Nach einem Beinahe-Brachliegen der gesetzlichen Grundlagen von 2017 mit gerade mal 23 Gründungen bis zum Frühling des vergangenen Jahres, kam es mit der Ankündigung von den zusätzlichen 100 Millionen Euro aus dem Aufbaufonds der EU-Kommission, dem Recovery and Resilience Facility-Fonds im vergangenen Sommer, zum Gründungsboom: Mittlerweile gibt es 33. Dieser Tage werden zwei neue in Wien und eines in Niederösterreich eröffnet, im Mai folgt eine weitere.

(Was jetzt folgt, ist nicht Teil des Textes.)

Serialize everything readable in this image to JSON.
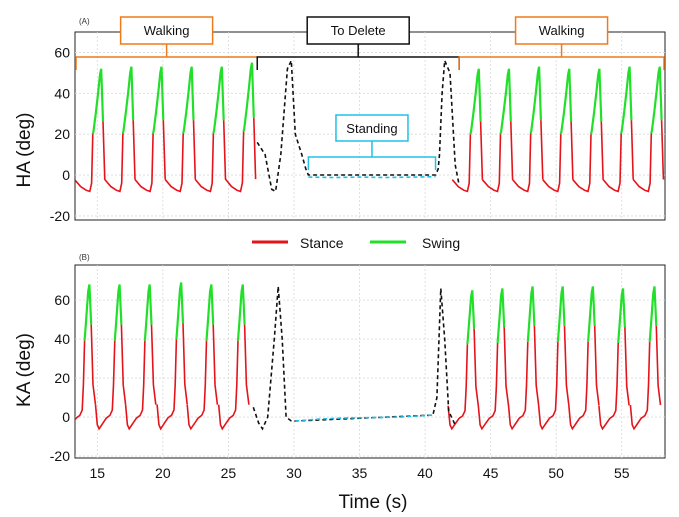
{
  "chart_data": [
    {
      "type": "line",
      "panel_label": "(A)",
      "ylabel": "HA (deg)",
      "xlabel": "",
      "xlim": [
        13.3,
        58.3
      ],
      "ylim": [
        -22,
        70
      ],
      "xticks": [
        15,
        20,
        25,
        30,
        35,
        40,
        45,
        50,
        55
      ],
      "yticks": [
        -20,
        0,
        20,
        40,
        60
      ],
      "ytick_labels": [
        "-20",
        "0",
        "20",
        "40",
        "60"
      ],
      "grid": true,
      "series": [
        {
          "name": "Stance",
          "color": "#e4141b",
          "gait": "stance",
          "peaks_x": [
            14.7,
            17.0,
            19.3,
            21.6,
            23.9,
            26.2,
            43.5,
            45.8,
            48.1,
            50.4,
            52.7,
            55.0,
            57.3
          ],
          "peak_value": 22,
          "trough_value": -8
        },
        {
          "name": "Swing",
          "color": "#22e02a",
          "gait": "swing",
          "peak_times": [
            15.3,
            17.6,
            19.9,
            22.2,
            24.5,
            26.8,
            44.1,
            46.4,
            48.7,
            51.0,
            53.3,
            55.6,
            57.9
          ],
          "peak_values": [
            52,
            53,
            53,
            53,
            53,
            55,
            52,
            52,
            53,
            52,
            52,
            53,
            53
          ]
        },
        {
          "name": "To Delete",
          "color": "#111111",
          "style": "dashed",
          "points": [
            [
              27.2,
              16
            ],
            [
              27.8,
              10
            ],
            [
              28.3,
              -7
            ],
            [
              28.6,
              -8
            ],
            [
              29.0,
              10
            ],
            [
              29.5,
              52
            ],
            [
              29.8,
              56
            ],
            [
              30.1,
              20
            ],
            [
              30.6,
              10
            ],
            [
              30.9,
              3
            ],
            [
              31.1,
              0
            ],
            [
              40.8,
              0
            ],
            [
              41.0,
              3
            ],
            [
              41.1,
              10
            ],
            [
              41.3,
              40
            ],
            [
              41.5,
              56
            ],
            [
              41.9,
              50
            ],
            [
              42.3,
              5
            ],
            [
              42.6,
              -5
            ]
          ]
        },
        {
          "name": "Standing",
          "color": "#20c0e8",
          "style": "dashed",
          "points": [
            [
              31.1,
              -1
            ],
            [
              33.0,
              -1.2
            ],
            [
              35.0,
              -1
            ],
            [
              37.0,
              -1.2
            ],
            [
              39.0,
              -1
            ],
            [
              40.8,
              -0.8
            ]
          ]
        }
      ],
      "annotations": [
        {
          "label": "Walking",
          "x_start": 13.3,
          "x_end": 27.2,
          "color": "#f07a1a",
          "y": 56
        },
        {
          "label": "To Delete",
          "x_start": 27.2,
          "x_end": 42.6,
          "color": "#111111",
          "y": 56
        },
        {
          "label": "Walking",
          "x_start": 42.6,
          "x_end": 58.3,
          "color": "#f07a1a",
          "y": 56
        },
        {
          "label": "Standing",
          "x_start": 31.1,
          "x_end": 40.8,
          "color": "#20c0e8",
          "y": 4
        }
      ]
    },
    {
      "type": "line",
      "panel_label": "(B)",
      "ylabel": "KA (deg)",
      "xlabel": "Time (s)",
      "xlim": [
        13.3,
        58.3
      ],
      "ylim": [
        -21,
        78
      ],
      "xticks": [
        15,
        20,
        25,
        30,
        35,
        40,
        45,
        50,
        55
      ],
      "xtick_labels": [
        "15",
        "20",
        "25",
        "30",
        "35",
        "40",
        "45",
        "50",
        "55"
      ],
      "yticks": [
        -20,
        0,
        20,
        40,
        60
      ],
      "ytick_labels": [
        "-20",
        "0",
        "20",
        "40",
        "60"
      ],
      "grid": true,
      "series": [
        {
          "name": "Stance",
          "color": "#e4141b",
          "gait": "stance",
          "trough_value": -6
        },
        {
          "name": "Swing",
          "color": "#22e02a",
          "gait": "swing",
          "peak_times": [
            14.4,
            16.7,
            19.0,
            21.4,
            23.7,
            26.1,
            43.6,
            45.9,
            48.2,
            50.5,
            52.8,
            55.1,
            57.5
          ],
          "peak_values": [
            68,
            68,
            68,
            69,
            68,
            68,
            65,
            66,
            67,
            67,
            67,
            66,
            67
          ]
        },
        {
          "name": "To Delete",
          "color": "#111111",
          "style": "dashed",
          "points": [
            [
              26.9,
              5
            ],
            [
              27.3,
              -3
            ],
            [
              27.6,
              -6
            ],
            [
              28.0,
              0
            ],
            [
              28.5,
              40
            ],
            [
              28.8,
              67
            ],
            [
              29.1,
              40
            ],
            [
              29.4,
              0
            ],
            [
              29.8,
              -2
            ],
            [
              30.1,
              -2
            ],
            [
              40.6,
              1
            ],
            [
              40.9,
              10
            ],
            [
              41.2,
              66
            ],
            [
              41.5,
              40
            ],
            [
              41.8,
              3
            ],
            [
              42.3,
              -4
            ]
          ]
        },
        {
          "name": "Standing",
          "color": "#20c0e8",
          "style": "dashed",
          "points": [
            [
              30.1,
              -2
            ],
            [
              32.0,
              -1
            ],
            [
              34.0,
              -0.5
            ],
            [
              36.0,
              -0.3
            ],
            [
              38.0,
              0
            ],
            [
              40.6,
              1
            ]
          ]
        }
      ]
    }
  ],
  "legend": {
    "items": [
      {
        "label": "Stance",
        "color": "#e4141b"
      },
      {
        "label": "Swing",
        "color": "#22e02a"
      }
    ]
  }
}
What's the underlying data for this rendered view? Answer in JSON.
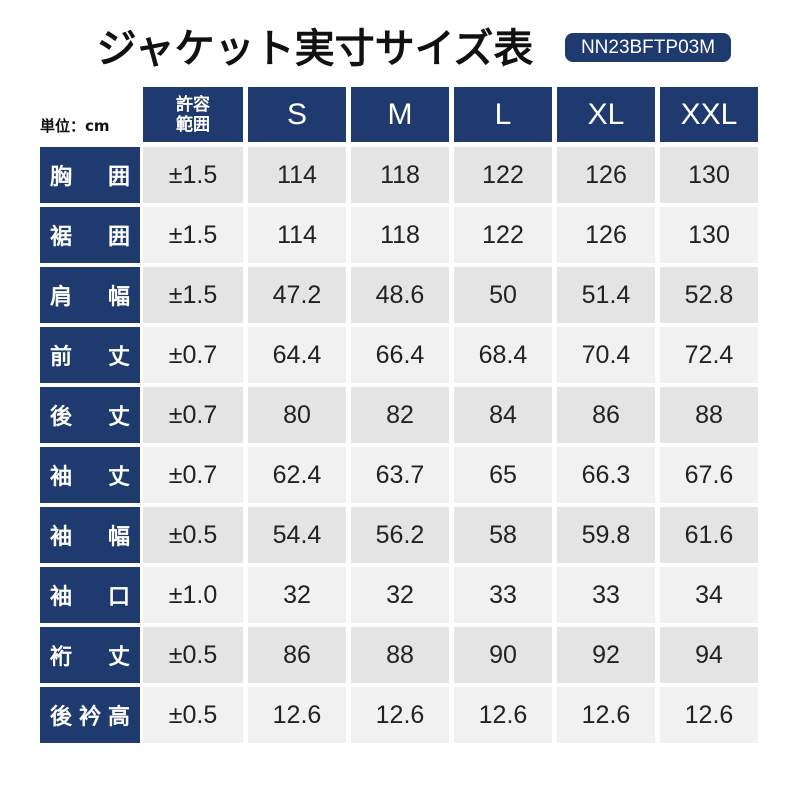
{
  "header": {
    "title": "ジャケット実寸サイズ表",
    "code": "NN23BFTP03M",
    "unit": "単位：cm"
  },
  "table": {
    "tolerance_header": [
      "許容",
      "範囲"
    ],
    "sizes": [
      "S",
      "M",
      "L",
      "XL",
      "XXL"
    ],
    "rows": [
      {
        "label": "胸囲",
        "tolerance": "±1.5",
        "values": [
          "114",
          "118",
          "122",
          "126",
          "130"
        ]
      },
      {
        "label": "裾囲",
        "tolerance": "±1.5",
        "values": [
          "114",
          "118",
          "122",
          "126",
          "130"
        ]
      },
      {
        "label": "肩幅",
        "tolerance": "±1.5",
        "values": [
          "47.2",
          "48.6",
          "50",
          "51.4",
          "52.8"
        ]
      },
      {
        "label": "前丈",
        "tolerance": "±0.7",
        "values": [
          "64.4",
          "66.4",
          "68.4",
          "70.4",
          "72.4"
        ]
      },
      {
        "label": "後丈",
        "tolerance": "±0.7",
        "values": [
          "80",
          "82",
          "84",
          "86",
          "88"
        ]
      },
      {
        "label": "袖丈",
        "tolerance": "±0.7",
        "values": [
          "62.4",
          "63.7",
          "65",
          "66.3",
          "67.6"
        ]
      },
      {
        "label": "袖幅",
        "tolerance": "±0.5",
        "values": [
          "54.4",
          "56.2",
          "58",
          "59.8",
          "61.6"
        ]
      },
      {
        "label": "袖口",
        "tolerance": "±1.0",
        "values": [
          "32",
          "32",
          "33",
          "33",
          "34"
        ]
      },
      {
        "label": "裄丈",
        "tolerance": "±0.5",
        "values": [
          "86",
          "88",
          "90",
          "92",
          "94"
        ]
      },
      {
        "label": "後衿高",
        "tolerance": "±0.5",
        "values": [
          "12.6",
          "12.6",
          "12.6",
          "12.6",
          "12.6"
        ]
      }
    ]
  }
}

Wobei die konkrete Förderung für Neugründungen erst mit 1. Februar 2022 begonnen hat, jene für Digitalisierungsprojekte sogar erst mit 1. März. Gefördert werden 50 Prozent der Kosten, bei Neugründungen maximal 1,6 Millionen Euro, bei neuen Projekten in bestehenden Primärversorgungseinheiten werden maximal 200.000 von 400.000 Euro gefördert. Anträge können laufend eingebracht werden, spätestens aber am 31. Jänner 2026. Um die medizinische Versorgung zu sichern, braucht es laut Bundes-Zielsteuerungskommission, einem Gremium in dem Bund, Länder und Sozialversicherungen mitreden, allerdings 75 Primärversorgungseinheiten - schon 2023.

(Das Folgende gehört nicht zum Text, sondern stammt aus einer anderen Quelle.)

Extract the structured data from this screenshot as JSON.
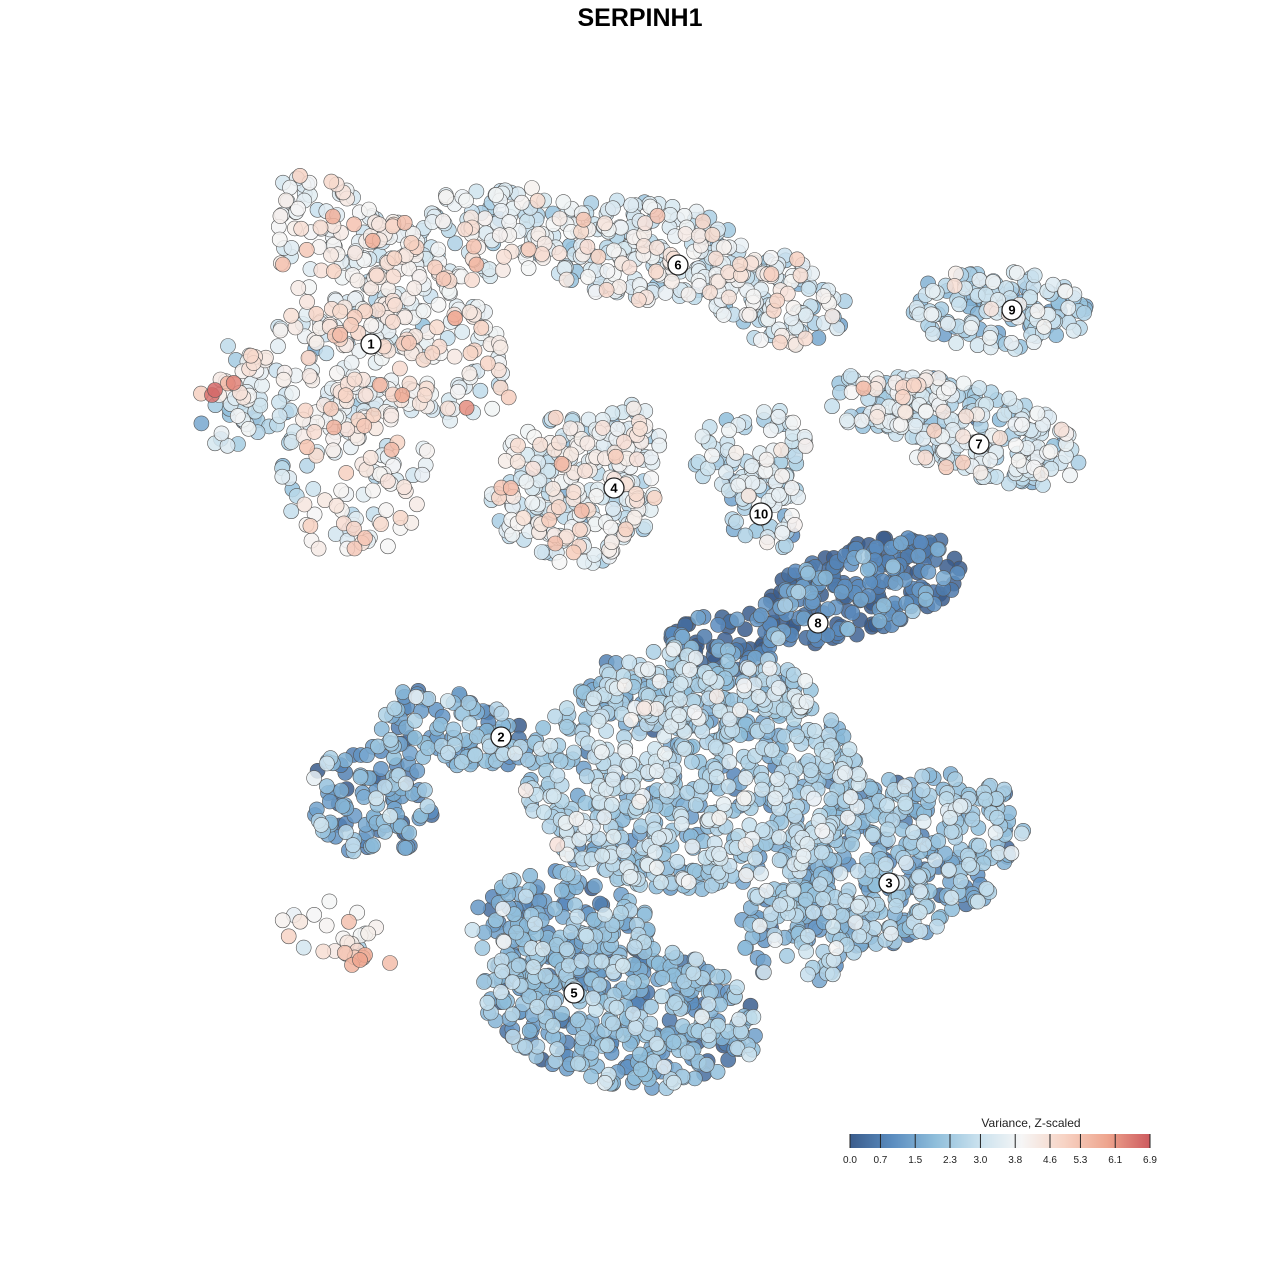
{
  "chart_data": {
    "type": "scatter",
    "title": "SERPINH1",
    "xlabel": "",
    "ylabel": "",
    "grid": false,
    "colorbar": {
      "title": "Variance, Z-scaled",
      "placement": "bottom-right",
      "min": 0.0,
      "max": 6.9,
      "ticks": [
        "0.0",
        "0.7",
        "1.5",
        "2.3",
        "3.0",
        "3.8",
        "4.6",
        "5.3",
        "6.1",
        "6.9"
      ],
      "colors": [
        "#3a5c8c",
        "#5b8dc0",
        "#8fbedb",
        "#c9e1ee",
        "#f6f6f6",
        "#f7d3c4",
        "#eea58e",
        "#cd5a5e"
      ]
    },
    "clusters": [
      {
        "label": "1",
        "mean_value": 3.9
      },
      {
        "label": "2",
        "mean_value": 1.6
      },
      {
        "label": "3",
        "mean_value": 2.0
      },
      {
        "label": "4",
        "mean_value": 3.6
      },
      {
        "label": "5",
        "mean_value": 1.7
      },
      {
        "label": "6",
        "mean_value": 3.4
      },
      {
        "label": "7",
        "mean_value": 3.1
      },
      {
        "label": "8",
        "mean_value": 0.5
      },
      {
        "label": "9",
        "mean_value": 2.5
      },
      {
        "label": "10",
        "mean_value": 2.8
      }
    ]
  }
}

Gesetzliche Änderungen von Konstruktionsfehlern nötig

Die Primärversorgungseinheiten können, weil im Team arbeitend, den einzelnen Angestellten eine bessere Work-Life-Balance bieten. Auch Minister Rauch sieht wegen des "anstehenden Generationswechsel in der Allgemeinmedizin" den Bedarf an "neuen und flexibleren Formen der Berufsausübung": "Die kooperative Teamarbeit entlastet die einzelnen Teammitglieder von unnötiger Bürokratie, erlaubt eine Konzentration auf die medizinische, therapeutische und pflegerische Tätigkeit."

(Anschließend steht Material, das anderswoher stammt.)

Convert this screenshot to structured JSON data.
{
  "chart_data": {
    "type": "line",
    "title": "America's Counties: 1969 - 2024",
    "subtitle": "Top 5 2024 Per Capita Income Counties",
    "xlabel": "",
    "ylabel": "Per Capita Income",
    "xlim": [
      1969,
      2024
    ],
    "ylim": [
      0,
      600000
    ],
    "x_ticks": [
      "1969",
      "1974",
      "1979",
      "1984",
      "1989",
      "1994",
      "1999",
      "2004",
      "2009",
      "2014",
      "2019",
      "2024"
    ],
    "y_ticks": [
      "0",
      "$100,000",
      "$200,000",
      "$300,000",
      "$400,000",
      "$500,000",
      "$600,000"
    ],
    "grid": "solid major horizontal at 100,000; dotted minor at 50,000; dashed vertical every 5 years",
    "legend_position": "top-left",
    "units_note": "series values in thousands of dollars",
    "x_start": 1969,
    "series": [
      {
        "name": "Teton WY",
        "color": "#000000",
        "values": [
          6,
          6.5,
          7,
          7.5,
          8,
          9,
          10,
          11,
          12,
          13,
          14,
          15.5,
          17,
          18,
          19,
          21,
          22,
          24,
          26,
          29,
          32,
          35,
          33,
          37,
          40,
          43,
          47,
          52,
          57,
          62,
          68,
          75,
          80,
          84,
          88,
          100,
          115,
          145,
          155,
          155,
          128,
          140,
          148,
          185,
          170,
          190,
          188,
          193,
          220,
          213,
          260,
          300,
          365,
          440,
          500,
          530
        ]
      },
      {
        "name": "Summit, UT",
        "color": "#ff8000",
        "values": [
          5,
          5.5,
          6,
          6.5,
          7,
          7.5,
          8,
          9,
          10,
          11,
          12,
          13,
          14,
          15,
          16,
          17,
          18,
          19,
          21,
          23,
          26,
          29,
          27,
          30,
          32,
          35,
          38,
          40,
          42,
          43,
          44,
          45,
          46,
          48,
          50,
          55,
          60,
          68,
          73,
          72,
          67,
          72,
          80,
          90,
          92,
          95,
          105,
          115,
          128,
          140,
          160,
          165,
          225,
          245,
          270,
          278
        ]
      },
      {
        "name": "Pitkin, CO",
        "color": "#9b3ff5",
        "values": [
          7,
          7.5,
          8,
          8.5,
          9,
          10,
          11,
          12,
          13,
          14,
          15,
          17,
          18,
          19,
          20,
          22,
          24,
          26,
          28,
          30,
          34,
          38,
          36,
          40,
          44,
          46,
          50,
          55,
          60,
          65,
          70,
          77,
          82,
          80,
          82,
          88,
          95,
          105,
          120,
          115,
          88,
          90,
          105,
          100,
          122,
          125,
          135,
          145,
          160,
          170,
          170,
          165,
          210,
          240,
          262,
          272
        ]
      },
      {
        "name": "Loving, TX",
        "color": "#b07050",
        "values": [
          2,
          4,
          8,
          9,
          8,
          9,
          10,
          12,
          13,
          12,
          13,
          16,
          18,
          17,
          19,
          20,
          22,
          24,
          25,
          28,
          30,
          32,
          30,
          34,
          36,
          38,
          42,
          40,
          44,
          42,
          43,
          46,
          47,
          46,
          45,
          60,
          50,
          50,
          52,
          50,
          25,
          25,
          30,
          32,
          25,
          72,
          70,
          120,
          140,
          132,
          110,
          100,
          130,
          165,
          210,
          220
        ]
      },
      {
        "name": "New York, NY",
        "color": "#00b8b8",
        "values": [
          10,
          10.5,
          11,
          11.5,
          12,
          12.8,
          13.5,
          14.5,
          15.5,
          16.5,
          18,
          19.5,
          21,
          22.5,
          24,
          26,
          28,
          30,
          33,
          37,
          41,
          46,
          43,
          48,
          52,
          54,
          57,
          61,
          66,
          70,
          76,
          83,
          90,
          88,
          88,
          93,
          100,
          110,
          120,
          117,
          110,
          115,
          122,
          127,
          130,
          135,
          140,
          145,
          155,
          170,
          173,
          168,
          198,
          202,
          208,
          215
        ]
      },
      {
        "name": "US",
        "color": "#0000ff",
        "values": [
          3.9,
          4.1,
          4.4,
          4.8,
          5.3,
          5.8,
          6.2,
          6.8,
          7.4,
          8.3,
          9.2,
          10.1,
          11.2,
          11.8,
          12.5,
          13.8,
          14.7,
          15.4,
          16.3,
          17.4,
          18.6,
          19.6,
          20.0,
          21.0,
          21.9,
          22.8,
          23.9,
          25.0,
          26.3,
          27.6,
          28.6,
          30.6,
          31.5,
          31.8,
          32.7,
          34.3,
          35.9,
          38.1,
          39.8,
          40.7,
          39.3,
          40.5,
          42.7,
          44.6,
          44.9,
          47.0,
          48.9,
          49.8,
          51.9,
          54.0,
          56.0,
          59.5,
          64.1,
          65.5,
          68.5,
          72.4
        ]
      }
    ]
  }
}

Für die Patientinnen und Patienten bedeuten sie längere Öffnungszeiten, weniger Wegzeit von einer Profession zur nächsten. Und laut Rauch auch "die Prävention zu stärken". Für die Beitragszahlenden kosten die Primärversorgungseinheiten weniger als die oft gewählte Alternative zum niedergelassenen Bereich: "Der Weg in Spitalsambulanzen, das ist die teuerste Variante", sagt Lehner.

Der SVS-Obmann sieht allerdings auch gesetzliche Barrieren für einen weiteren Ausbau. Als Leitung sieht das Gesetz im Moment Allgemeinmedizinerinnen und -mediziner vor, nicht aber welchem mit Fachgebiet Kinderheilkunde.

"Und warum können nur drei gleichberechtigte Mediziner als Gesellschafter tätig sein, nicht ein nichtmedizinischer Geschäftsführer oder eine Hebamme oder ein Physiotherapeut?", fragt sich der SVS-Obmann. Auch Krankenhausbetreiber wären zwar fachlich für die Organisation und Leitung geeignet. Das Gesetz sieht das aber nicht vor.

Immerhin widmen sich die politisch Verantwortlichen der Lösung dieser Probleme: Die Bundes-Zielsteuerungskommission habe erst vergangene Woche beschlossen, diese Konstruktionsfehler bei Primärversorgungseinheiten zu beheben.